The last decade hasn’t been particularly kind to comedy movies. Of the Top 50 highest-grossing comedies of all time, just seven of them were released in the last 10 years. Compare that to the Top 50 highest-grossing films in general, of which 35, or 80%, came out in 2013 or later.
“Barbie” could soon be the first non-sequel, non-superhero comedy to finish first at the box office the year of its premiere since “Finding Nemo” in 2003. Until very recently, the consensus has been that comedy just doesn’t bring people into theaters anymore — unless it’s being delivered by costumed superheroes in between explosive action scenes.
“Barbie” isn’t a typical comedy by any means, with its success dependent on a huge ensemble cast and a globally recognized brand. But should studios still take the movie’s success as a sign that the world needs more comedies? We’re using Ranker Insights to find out if there’s still a big audience for comedy movies — or if that audience has turned to action and superhero fare for its entertainment.
To get a sense of today’s comedy film audience, we wanted to see if fans of the most popular comedies of all time were likely to enjoy recent comedy movies as well as the classics.
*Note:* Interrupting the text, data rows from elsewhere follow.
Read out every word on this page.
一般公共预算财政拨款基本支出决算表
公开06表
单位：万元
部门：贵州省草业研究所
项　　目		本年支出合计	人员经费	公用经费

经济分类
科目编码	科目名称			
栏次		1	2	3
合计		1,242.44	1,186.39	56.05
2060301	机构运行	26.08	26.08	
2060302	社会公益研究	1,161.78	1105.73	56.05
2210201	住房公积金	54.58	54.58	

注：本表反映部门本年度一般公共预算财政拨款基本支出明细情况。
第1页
To do that, we used Ranker Insights. People come to Ranker, the #1 source of crowdsourced rankings on the internet, to voice their opinions on their favorite movies, TV shows, celebrities, and more. Ranker Insights uses this data to find “affinities,” which are calculated based on Ranker visitors who have voted on two different items: when enough people vote the same way about both items, they develop an Affinity.
So we looked at the number of movies made after 2010 that had an affinity with the highest-ranked films on our list of The 600+ Funniest Movies Of All Time (1.2 million votes).
At first, the results weren’t promising for the future of comedy movies. “Blazing Saddles” (1974), currently ranked #1 on our list of the funniest movies, has significant affinities with plenty of comedy movies, but none of them were made after 2010. In fact, those who love “Blazing Saddles” are actually five times more likely to dislike the recent hit comedy “Crazy Rich Asians” (2018), and are a little under two times more likely to dislike “21 Jump Street” (2014) or “Step Brothers.”
The results were only slightly better for the next movies we looked at. Just 20% of the post-2010 movies that have an affinity with “Airplane!” (1980) are comedies. Meanwhile, both “Caddyshack” (1980) and “National Lampoon’s Christmas Vacation” (1989) had affinities with about as many recent superhero movies as they did with comedy movies.
When it comes to contemporary films, these audiences aren’t any more inclined to see a new comedy than they are the latest entry from the Marvel or DC cinematic universes.
But for the #5 ranked movie on the list, “Superbad” (2007), the numbers started to shift. Of the movies made in the 2010s or later that have an affinity with “Superbad,” 60% are comedies, while for the #6 ranked movie, “Stepbrothers” (2008), 59% of its recent affinities were comedies.
That led us to posit a new theory. Could it be that, while fans of “classic” comedies have turned away from the genre in recent years, fans of newer comedy movies still come to theaters looking for laughs?
To test the theory, we looked at our list of The Best Comedy Movies Of The 2010s (18K votes). The list itself shows the extent to which superhero flicks have taken over the genres, with three of the Top 5 movies belonging to the MCU. But a look at the non-superhero movies on the list supports our theory: 60% of the post-2010 movies that have an affinity with “Ted” (2011) are comedies, while just 18% are superhero films. Comedy movies make up a similar percentage of “The Other Guys’” (2010) post-2010 affinities, but superhero movies have a tiny 6% share.
The closer we get to the present, the more pronounced this trend becomes. Films produced after 2010 dominate the affinities with “Crazy Rich Asians” and 71% of those movies are comedies. Just one of them, “Black Panther” (2018), is a superhero movie. Both “Booksmart” (2019) and “Girls Trip” (2017) have affinities almost exclusively with other comedies. Despite the fact that these three movies are vastly different, they’ve all attracted audiences that are all but singularly focused on the comedy genre.
“Barbie,” for its part, has a stronger affinity with “Spider-Man: Across the Spider-Verse” than any other movie. That’s the predicament in which the Hollywood comedy movie finds itself today. Movies like “Booksmart” and “Crazy Rich Asians” were big successes, but drawing the kind of monumental record box office revenue “Barbie” pulled usually means reaching different audiences, who typically only visit the box office to see thrilling, high-budget adventures.
That said, as Marvel’s dominance of the film industry begins to wane, producers will likely start looking for alternatives to draw in moviegoers. Our findings suggest that if they choose to produce great comedy films, there’s still an audience more than willing to pay the price of admission.